That seems to be sentiment coming from Secretary of the U.S. Department of the Interior (DOI) Ken Salazar:
President Obama is shelving a plan announced in the final days of the Bush administration to open much of the U.S. coast to oil drilling, including 130 million acres off California’s coast from Mendocino to San Diego.
On Tuesday, Interior Secretary Ken Salazar ordered the plan be put on hold while his agency conducts a 180-day review of the country’s offshore oil and gas resources. Salazar’s critical comments about the plan signaled that the new administration will seek to rewrite it if not completely scrap it.
The Bush proposal “opened the possibility of oil and gas leases along the entire Eastern seaboard, portions of offshore California and the far eastern Gulf of Mexico with almost no consultation from states, industry or community input,” Salazar said at a news conference in Washington. “In my view it was a headlong rush of the worst kind.”
In The Heritage Foundation’s “Key Questions for Department Nominees” series, we asked you the following question:
On October 1, 2008, the Congressional Moratorium on offshore drilling expired, but you were on record opposing lifting the moratorium even if gasoline were to reach $10 a gallon, calling it a “phantom solution.” While you never said you actually wanted the price of gas to reach such levels, will you be in favor of Congress reinstating the ban?
We even provided you with the following answer:
These restrictions effectively banned new offshore energy production off the Atlantic and Pacific coasts, parts of offshore Alaska, and the eastern Gulf of Mexico.

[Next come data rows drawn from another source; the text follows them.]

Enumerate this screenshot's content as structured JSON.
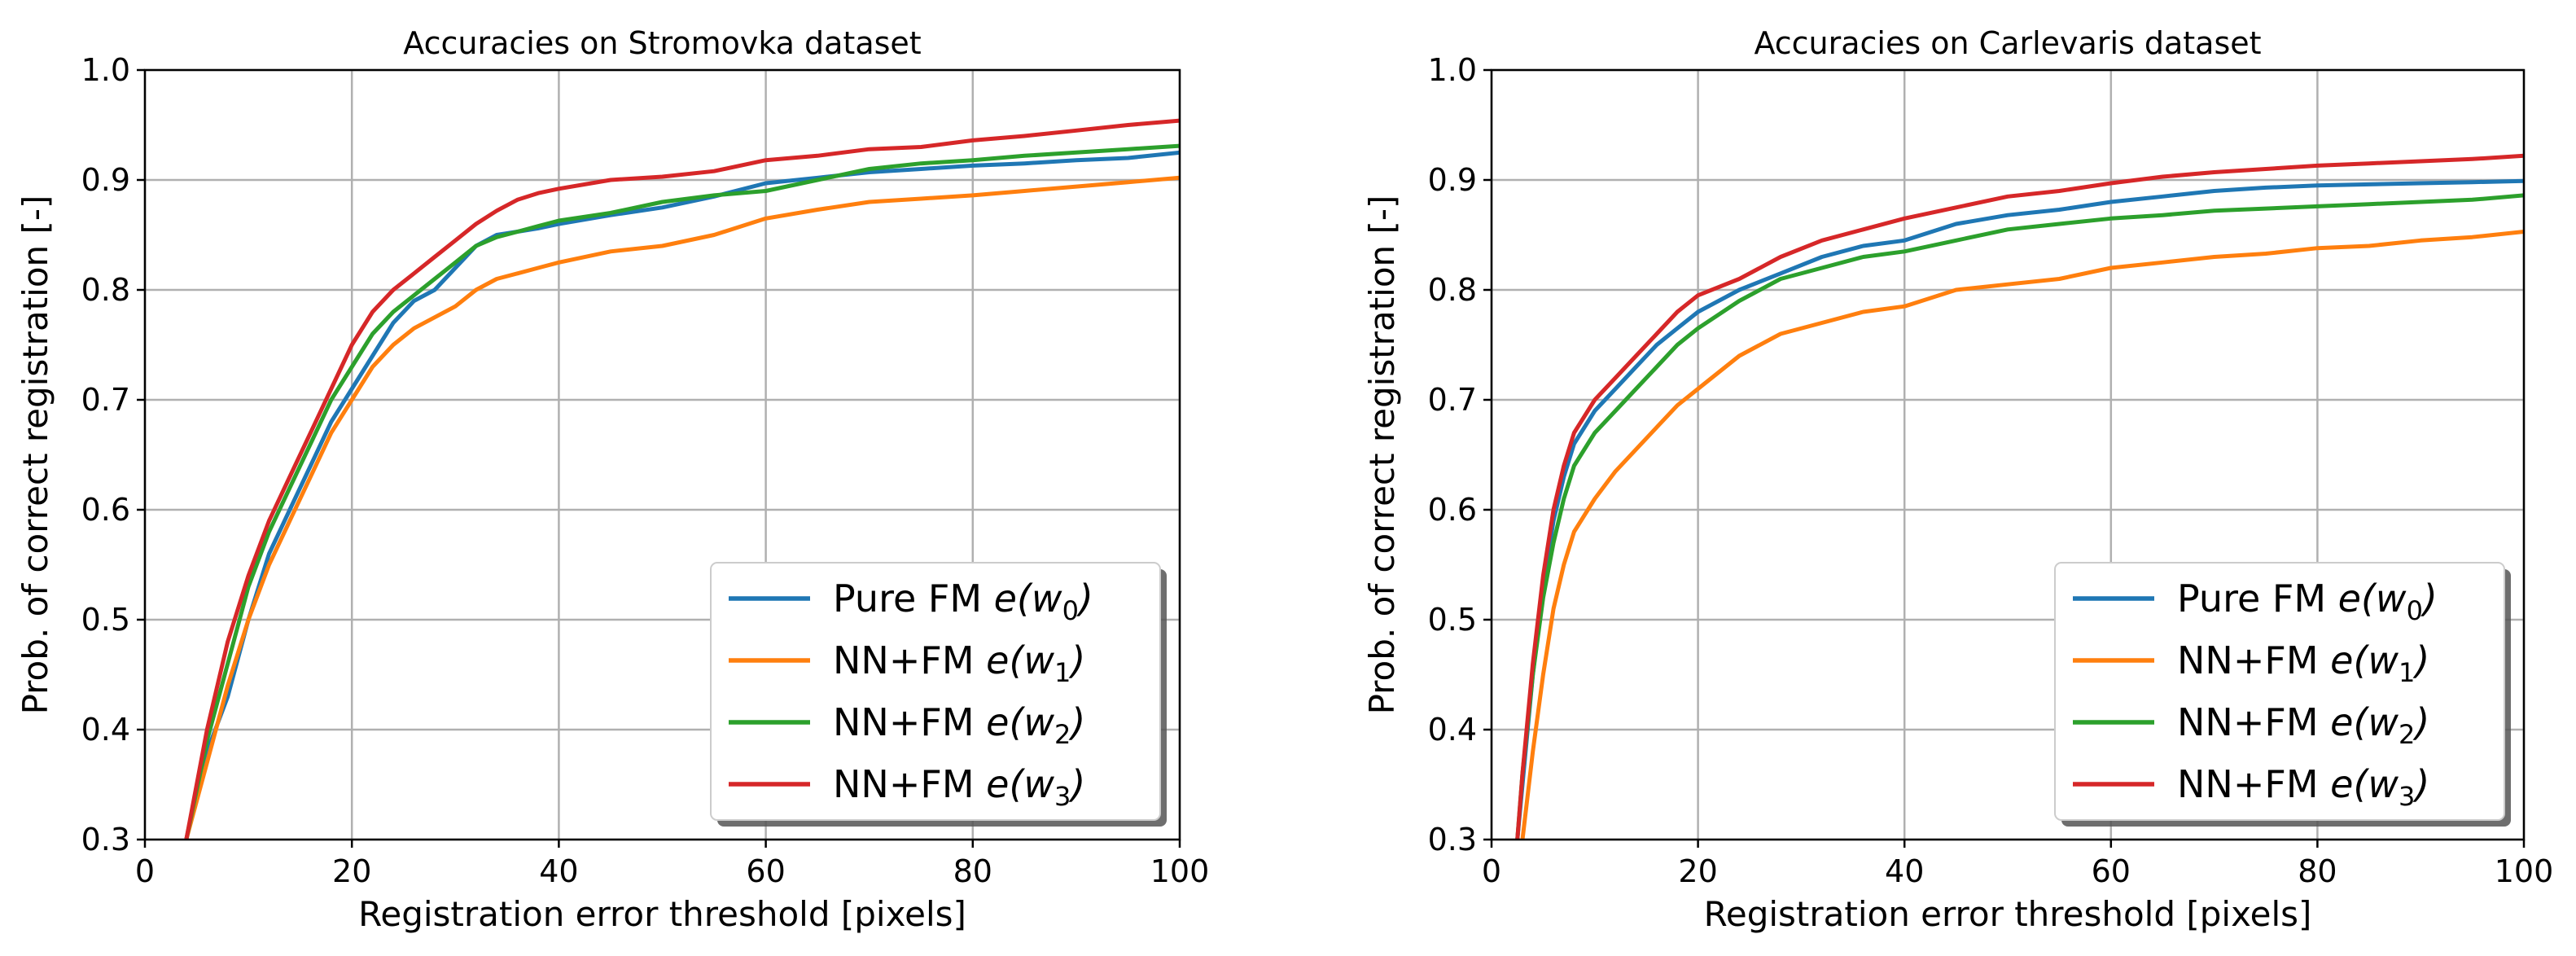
{
  "colors": {
    "pure_fm": "#1f77b4",
    "nn_w1": "#ff7f0e",
    "nn_w2": "#2ca02c",
    "nn_w3": "#d62728",
    "grid": "#b0b0b0"
  },
  "chart_data": [
    {
      "type": "line",
      "title": "Accuracies on Stromovka dataset",
      "xlabel": "Registration error threshold [pixels]",
      "ylabel": "Prob. of correct registration [-]",
      "xlim": [
        0,
        100
      ],
      "ylim": [
        0.3,
        1.0
      ],
      "xticks": [
        0,
        20,
        40,
        60,
        80,
        100
      ],
      "yticks": [
        0.3,
        0.4,
        0.5,
        0.6,
        0.7,
        0.8,
        0.9,
        1.0
      ],
      "grid": true,
      "legend_position": "lower-right",
      "series": [
        {
          "name": "Pure FM",
          "legend_label": "Pure FM e(w0)",
          "weight_subscript": "0",
          "color": "#1f77b4",
          "points": [
            [
              4,
              0.3
            ],
            [
              6,
              0.38
            ],
            [
              8,
              0.43
            ],
            [
              10,
              0.5
            ],
            [
              12,
              0.56
            ],
            [
              14,
              0.6
            ],
            [
              16,
              0.64
            ],
            [
              18,
              0.68
            ],
            [
              20,
              0.71
            ],
            [
              22,
              0.74
            ],
            [
              24,
              0.77
            ],
            [
              26,
              0.79
            ],
            [
              28,
              0.8
            ],
            [
              30,
              0.82
            ],
            [
              32,
              0.84
            ],
            [
              34,
              0.85
            ],
            [
              36,
              0.853
            ],
            [
              38,
              0.856
            ],
            [
              40,
              0.86
            ],
            [
              45,
              0.868
            ],
            [
              50,
              0.875
            ],
            [
              55,
              0.885
            ],
            [
              60,
              0.897
            ],
            [
              65,
              0.902
            ],
            [
              70,
              0.907
            ],
            [
              75,
              0.91
            ],
            [
              80,
              0.913
            ],
            [
              85,
              0.915
            ],
            [
              90,
              0.918
            ],
            [
              95,
              0.92
            ],
            [
              100,
              0.925
            ]
          ]
        },
        {
          "name": "NN+FM",
          "legend_label": "NN+FM e(w1)",
          "weight_subscript": "1",
          "color": "#ff7f0e",
          "points": [
            [
              4,
              0.3
            ],
            [
              6,
              0.37
            ],
            [
              8,
              0.44
            ],
            [
              10,
              0.5
            ],
            [
              12,
              0.55
            ],
            [
              14,
              0.59
            ],
            [
              16,
              0.63
            ],
            [
              18,
              0.67
            ],
            [
              20,
              0.7
            ],
            [
              22,
              0.73
            ],
            [
              24,
              0.75
            ],
            [
              26,
              0.765
            ],
            [
              28,
              0.775
            ],
            [
              30,
              0.785
            ],
            [
              32,
              0.8
            ],
            [
              34,
              0.81
            ],
            [
              36,
              0.815
            ],
            [
              38,
              0.82
            ],
            [
              40,
              0.825
            ],
            [
              45,
              0.835
            ],
            [
              50,
              0.84
            ],
            [
              55,
              0.85
            ],
            [
              60,
              0.865
            ],
            [
              65,
              0.873
            ],
            [
              70,
              0.88
            ],
            [
              75,
              0.883
            ],
            [
              80,
              0.886
            ],
            [
              85,
              0.89
            ],
            [
              90,
              0.894
            ],
            [
              95,
              0.898
            ],
            [
              100,
              0.902
            ]
          ]
        },
        {
          "name": "NN+FM",
          "legend_label": "NN+FM e(w2)",
          "weight_subscript": "2",
          "color": "#2ca02c",
          "points": [
            [
              4,
              0.3
            ],
            [
              6,
              0.39
            ],
            [
              8,
              0.46
            ],
            [
              10,
              0.53
            ],
            [
              12,
              0.58
            ],
            [
              14,
              0.62
            ],
            [
              16,
              0.66
            ],
            [
              18,
              0.7
            ],
            [
              20,
              0.73
            ],
            [
              22,
              0.76
            ],
            [
              24,
              0.78
            ],
            [
              26,
              0.795
            ],
            [
              28,
              0.81
            ],
            [
              30,
              0.825
            ],
            [
              32,
              0.84
            ],
            [
              34,
              0.848
            ],
            [
              36,
              0.853
            ],
            [
              38,
              0.858
            ],
            [
              40,
              0.863
            ],
            [
              45,
              0.87
            ],
            [
              50,
              0.88
            ],
            [
              55,
              0.886
            ],
            [
              60,
              0.89
            ],
            [
              65,
              0.9
            ],
            [
              70,
              0.91
            ],
            [
              75,
              0.915
            ],
            [
              80,
              0.918
            ],
            [
              85,
              0.922
            ],
            [
              90,
              0.925
            ],
            [
              95,
              0.928
            ],
            [
              100,
              0.931
            ]
          ]
        },
        {
          "name": "NN+FM",
          "legend_label": "NN+FM e(w3)",
          "weight_subscript": "3",
          "color": "#d62728",
          "points": [
            [
              4,
              0.3
            ],
            [
              6,
              0.4
            ],
            [
              8,
              0.48
            ],
            [
              10,
              0.54
            ],
            [
              12,
              0.59
            ],
            [
              14,
              0.63
            ],
            [
              16,
              0.67
            ],
            [
              18,
              0.71
            ],
            [
              20,
              0.75
            ],
            [
              22,
              0.78
            ],
            [
              24,
              0.8
            ],
            [
              26,
              0.815
            ],
            [
              28,
              0.83
            ],
            [
              30,
              0.845
            ],
            [
              32,
              0.86
            ],
            [
              34,
              0.872
            ],
            [
              36,
              0.882
            ],
            [
              38,
              0.888
            ],
            [
              40,
              0.892
            ],
            [
              45,
              0.9
            ],
            [
              50,
              0.903
            ],
            [
              55,
              0.908
            ],
            [
              60,
              0.918
            ],
            [
              65,
              0.922
            ],
            [
              70,
              0.928
            ],
            [
              75,
              0.93
            ],
            [
              80,
              0.936
            ],
            [
              85,
              0.94
            ],
            [
              90,
              0.945
            ],
            [
              95,
              0.95
            ],
            [
              100,
              0.954
            ]
          ]
        }
      ]
    },
    {
      "type": "line",
      "title": "Accuracies on Carlevaris dataset",
      "xlabel": "Registration error threshold [pixels]",
      "ylabel": "Prob. of correct registration [-]",
      "xlim": [
        0,
        100
      ],
      "ylim": [
        0.3,
        1.0
      ],
      "xticks": [
        0,
        20,
        40,
        60,
        80,
        100
      ],
      "yticks": [
        0.3,
        0.4,
        0.5,
        0.6,
        0.7,
        0.8,
        0.9,
        1.0
      ],
      "grid": true,
      "legend_position": "lower-right",
      "series": [
        {
          "name": "Pure FM",
          "legend_label": "Pure FM e(w0)",
          "weight_subscript": "0",
          "color": "#1f77b4",
          "points": [
            [
              2.5,
              0.3
            ],
            [
              3,
              0.35
            ],
            [
              4,
              0.45
            ],
            [
              5,
              0.53
            ],
            [
              6,
              0.59
            ],
            [
              7,
              0.63
            ],
            [
              8,
              0.66
            ],
            [
              10,
              0.69
            ],
            [
              12,
              0.71
            ],
            [
              14,
              0.73
            ],
            [
              16,
              0.75
            ],
            [
              18,
              0.765
            ],
            [
              20,
              0.78
            ],
            [
              24,
              0.8
            ],
            [
              28,
              0.815
            ],
            [
              32,
              0.83
            ],
            [
              36,
              0.84
            ],
            [
              40,
              0.845
            ],
            [
              45,
              0.86
            ],
            [
              50,
              0.868
            ],
            [
              55,
              0.873
            ],
            [
              60,
              0.88
            ],
            [
              65,
              0.885
            ],
            [
              70,
              0.89
            ],
            [
              75,
              0.893
            ],
            [
              80,
              0.895
            ],
            [
              85,
              0.896
            ],
            [
              90,
              0.897
            ],
            [
              95,
              0.898
            ],
            [
              100,
              0.899
            ]
          ]
        },
        {
          "name": "NN+FM",
          "legend_label": "NN+FM e(w1)",
          "weight_subscript": "1",
          "color": "#ff7f0e",
          "points": [
            [
              3,
              0.3
            ],
            [
              4,
              0.38
            ],
            [
              5,
              0.45
            ],
            [
              6,
              0.51
            ],
            [
              7,
              0.55
            ],
            [
              8,
              0.58
            ],
            [
              10,
              0.61
            ],
            [
              12,
              0.635
            ],
            [
              14,
              0.655
            ],
            [
              16,
              0.675
            ],
            [
              18,
              0.695
            ],
            [
              20,
              0.71
            ],
            [
              24,
              0.74
            ],
            [
              28,
              0.76
            ],
            [
              32,
              0.77
            ],
            [
              36,
              0.78
            ],
            [
              40,
              0.785
            ],
            [
              45,
              0.8
            ],
            [
              50,
              0.805
            ],
            [
              55,
              0.81
            ],
            [
              60,
              0.82
            ],
            [
              65,
              0.825
            ],
            [
              70,
              0.83
            ],
            [
              75,
              0.833
            ],
            [
              80,
              0.838
            ],
            [
              85,
              0.84
            ],
            [
              90,
              0.845
            ],
            [
              95,
              0.848
            ],
            [
              100,
              0.853
            ]
          ]
        },
        {
          "name": "NN+FM",
          "legend_label": "NN+FM e(w2)",
          "weight_subscript": "2",
          "color": "#2ca02c",
          "points": [
            [
              2.5,
              0.3
            ],
            [
              3,
              0.36
            ],
            [
              4,
              0.45
            ],
            [
              5,
              0.52
            ],
            [
              6,
              0.57
            ],
            [
              7,
              0.61
            ],
            [
              8,
              0.64
            ],
            [
              10,
              0.67
            ],
            [
              12,
              0.69
            ],
            [
              14,
              0.71
            ],
            [
              16,
              0.73
            ],
            [
              18,
              0.75
            ],
            [
              20,
              0.765
            ],
            [
              24,
              0.79
            ],
            [
              28,
              0.81
            ],
            [
              32,
              0.82
            ],
            [
              36,
              0.83
            ],
            [
              40,
              0.835
            ],
            [
              45,
              0.845
            ],
            [
              50,
              0.855
            ],
            [
              55,
              0.86
            ],
            [
              60,
              0.865
            ],
            [
              65,
              0.868
            ],
            [
              70,
              0.872
            ],
            [
              75,
              0.874
            ],
            [
              80,
              0.876
            ],
            [
              85,
              0.878
            ],
            [
              90,
              0.88
            ],
            [
              95,
              0.882
            ],
            [
              100,
              0.886
            ]
          ]
        },
        {
          "name": "NN+FM",
          "legend_label": "NN+FM e(w3)",
          "weight_subscript": "3",
          "color": "#d62728",
          "points": [
            [
              2.5,
              0.3
            ],
            [
              3,
              0.36
            ],
            [
              4,
              0.46
            ],
            [
              5,
              0.54
            ],
            [
              6,
              0.6
            ],
            [
              7,
              0.64
            ],
            [
              8,
              0.67
            ],
            [
              10,
              0.7
            ],
            [
              12,
              0.72
            ],
            [
              14,
              0.74
            ],
            [
              16,
              0.76
            ],
            [
              18,
              0.78
            ],
            [
              20,
              0.795
            ],
            [
              24,
              0.81
            ],
            [
              28,
              0.83
            ],
            [
              32,
              0.845
            ],
            [
              36,
              0.855
            ],
            [
              40,
              0.865
            ],
            [
              45,
              0.875
            ],
            [
              50,
              0.885
            ],
            [
              55,
              0.89
            ],
            [
              60,
              0.897
            ],
            [
              65,
              0.903
            ],
            [
              70,
              0.907
            ],
            [
              75,
              0.91
            ],
            [
              80,
              0.913
            ],
            [
              85,
              0.915
            ],
            [
              90,
              0.917
            ],
            [
              95,
              0.919
            ],
            [
              100,
              0.922
            ]
          ]
        }
      ]
    }
  ]
}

Recent DOI estimates put the amount of energy in these previously off-limits areas at 19.1 billion barrels of oil and 83.9 trillion cubic feet of natural gas–approximately 30 years worth of imports from Saudi Arabia and enough natural gas to power America’s homes for 17 years. It should also be noted that these initial estimates tend to be low.
Offshore drilling restrictions are a relic of the past. They were put in place at a time when energy was cheap, the need for additional domestic supplies was not seen as dire, and the political path of least resistance was to give in to environmentalists. Although oil prices have fallen from their record summer levels, they will likely return to those levels after the recession–now is not the time for complacency. Domestic energy supply is still badly needed, and the risk of producing it has been reduced.

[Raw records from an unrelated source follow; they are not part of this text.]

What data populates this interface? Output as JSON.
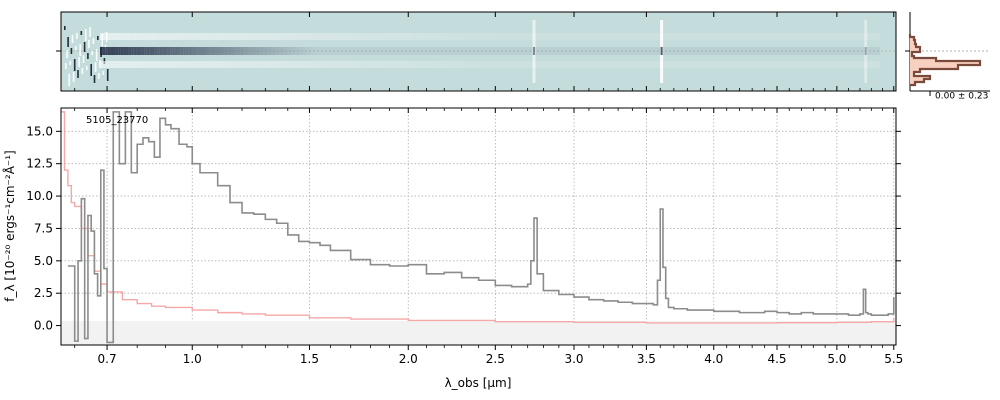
{
  "chart_data": [
    {
      "panel": "2d-spectrum",
      "type": "heatmap",
      "title": "",
      "xlim": [
        0.56,
        5.52
      ],
      "colormap": "gray-blue on cyan-gray",
      "background_color": "#c5dcdc"
    },
    {
      "panel": "histogram",
      "type": "histogram",
      "annotation": "0.00 ± 0.23",
      "fill_color": "#f8d0c0",
      "line_color": "#7a4a3c"
    },
    {
      "panel": "1d-spectrum",
      "type": "line",
      "title": "",
      "object_label": "5105_23770",
      "xlabel": "λ_obs [μm]",
      "ylabel": "f_λ [10⁻²⁰ ergs⁻¹cm⁻²Å⁻¹]",
      "ylim": [
        -1.5,
        16.8
      ],
      "xlim": [
        0.56,
        5.52
      ],
      "x_scale": "sqrt",
      "grid": true,
      "x_ticks": [
        0.7,
        1.0,
        1.5,
        2.0,
        2.5,
        3.0,
        3.5,
        4.0,
        4.5,
        5.0,
        5.5
      ],
      "x_tick_labels": [
        "0.7",
        "1.0",
        "1.5",
        "2.0",
        "2.5",
        "3.0",
        "3.5",
        "4.0",
        "4.5",
        "5.0",
        "5.5"
      ],
      "x_minor_ticks": [
        0.6,
        0.8,
        0.9,
        1.1,
        1.2,
        1.3,
        1.4,
        1.6,
        1.7,
        1.8,
        1.9,
        2.1,
        2.2,
        2.3,
        2.4,
        2.6,
        2.7,
        2.8,
        2.9,
        3.1,
        3.2,
        3.3,
        3.4,
        3.6,
        3.7,
        3.8,
        3.9,
        4.1,
        4.2,
        4.3,
        4.4,
        4.6,
        4.7,
        4.8,
        4.9,
        5.1,
        5.2,
        5.3,
        5.4
      ],
      "y_ticks": [
        0.0,
        2.5,
        5.0,
        7.5,
        10.0,
        12.5,
        15.0
      ],
      "y_tick_labels": [
        "0.0",
        "2.5",
        "5.0",
        "7.5",
        "10.0",
        "12.5",
        "15.0"
      ],
      "series": [
        {
          "role": "flux",
          "color": "#8c8c8c",
          "x": [
            0.58,
            0.6,
            0.61,
            0.62,
            0.63,
            0.64,
            0.65,
            0.66,
            0.67,
            0.68,
            0.69,
            0.7,
            0.72,
            0.74,
            0.76,
            0.78,
            0.8,
            0.82,
            0.84,
            0.86,
            0.88,
            0.9,
            0.92,
            0.95,
            0.98,
            1.0,
            1.03,
            1.06,
            1.1,
            1.15,
            1.2,
            1.25,
            1.3,
            1.35,
            1.4,
            1.45,
            1.5,
            1.55,
            1.6,
            1.7,
            1.8,
            1.9,
            2.0,
            2.1,
            2.2,
            2.3,
            2.4,
            2.5,
            2.6,
            2.7,
            2.72,
            2.74,
            2.76,
            2.8,
            2.9,
            3.0,
            3.1,
            3.2,
            3.3,
            3.4,
            3.5,
            3.55,
            3.58,
            3.6,
            3.62,
            3.64,
            3.66,
            3.7,
            3.8,
            3.9,
            4.0,
            4.1,
            4.2,
            4.3,
            4.4,
            4.5,
            4.6,
            4.7,
            4.8,
            4.9,
            5.0,
            5.1,
            5.2,
            5.23,
            5.25,
            5.27,
            5.3,
            5.35,
            5.4,
            5.45,
            5.5
          ],
          "y": [
            4.6,
            -1.2,
            5.0,
            9.8,
            -1.0,
            8.5,
            7.3,
            4.0,
            2.3,
            12.0,
            4.4,
            -1.3,
            16.5,
            12.5,
            16.5,
            11.8,
            14.0,
            14.5,
            14.2,
            13.0,
            16.0,
            15.5,
            15.2,
            14.0,
            13.8,
            12.5,
            11.8,
            11.8,
            10.8,
            9.5,
            8.7,
            8.6,
            8.2,
            7.9,
            7.0,
            6.5,
            6.4,
            6.2,
            5.8,
            5.1,
            4.7,
            4.6,
            4.7,
            4.0,
            4.1,
            3.7,
            3.5,
            3.1,
            3.0,
            3.2,
            5.0,
            8.3,
            4.0,
            2.7,
            2.4,
            2.2,
            2.0,
            1.9,
            1.8,
            1.7,
            1.7,
            1.6,
            3.5,
            9.0,
            4.5,
            2.1,
            1.4,
            1.3,
            1.2,
            1.2,
            1.1,
            1.1,
            1.0,
            1.0,
            1.1,
            1.0,
            0.9,
            1.0,
            0.9,
            0.9,
            0.9,
            0.8,
            0.9,
            2.8,
            1.0,
            0.9,
            0.8,
            0.8,
            0.8,
            0.9,
            2.2
          ]
        },
        {
          "role": "error",
          "color": "#f4a9a8",
          "x": [
            0.56,
            0.57,
            0.58,
            0.59,
            0.6,
            0.62,
            0.64,
            0.66,
            0.68,
            0.7,
            0.75,
            0.8,
            0.85,
            0.9,
            1.0,
            1.1,
            1.2,
            1.3,
            1.5,
            1.7,
            2.0,
            2.5,
            3.0,
            3.5,
            4.0,
            4.5,
            5.0,
            5.3,
            5.5
          ],
          "y": [
            16.5,
            12.0,
            10.8,
            9.5,
            9.2,
            7.5,
            5.4,
            4.2,
            3.2,
            2.6,
            2.0,
            1.7,
            1.5,
            1.4,
            1.2,
            1.0,
            0.9,
            0.8,
            0.6,
            0.5,
            0.4,
            0.3,
            0.25,
            0.2,
            0.2,
            0.22,
            0.25,
            0.3,
            0.6
          ]
        }
      ]
    }
  ]
}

All new drilling would be subject to strict safeguards and would require state-of-the-art technology with a proven track record for limiting the risk of spills. Rules should be put in place to allow for safe exploration and to ensure leases are not slowed by years of red tape and litigation.
Salazar promised that the voices of the oil and gas industry will be heard. Perhaps he should listen to the American Petroleum Institute’s President Jack Gerard:
Congress made the American people wait nearly 30 years to address our immediate energy challenges. Secretary Salazar today told the American people they must continue to wait – even though more than two-thirds of them want to tap our vast domestic resources for the benefit of all Americans.
Secretary Salazar’s announcement means that development of our offshore resources could be stalled indefinitely. That would delay Americans’ access to nearly 160,000 new, well-paying jobs, $1.7 trillion in revenues to federal, state and local governments and greater energy security.”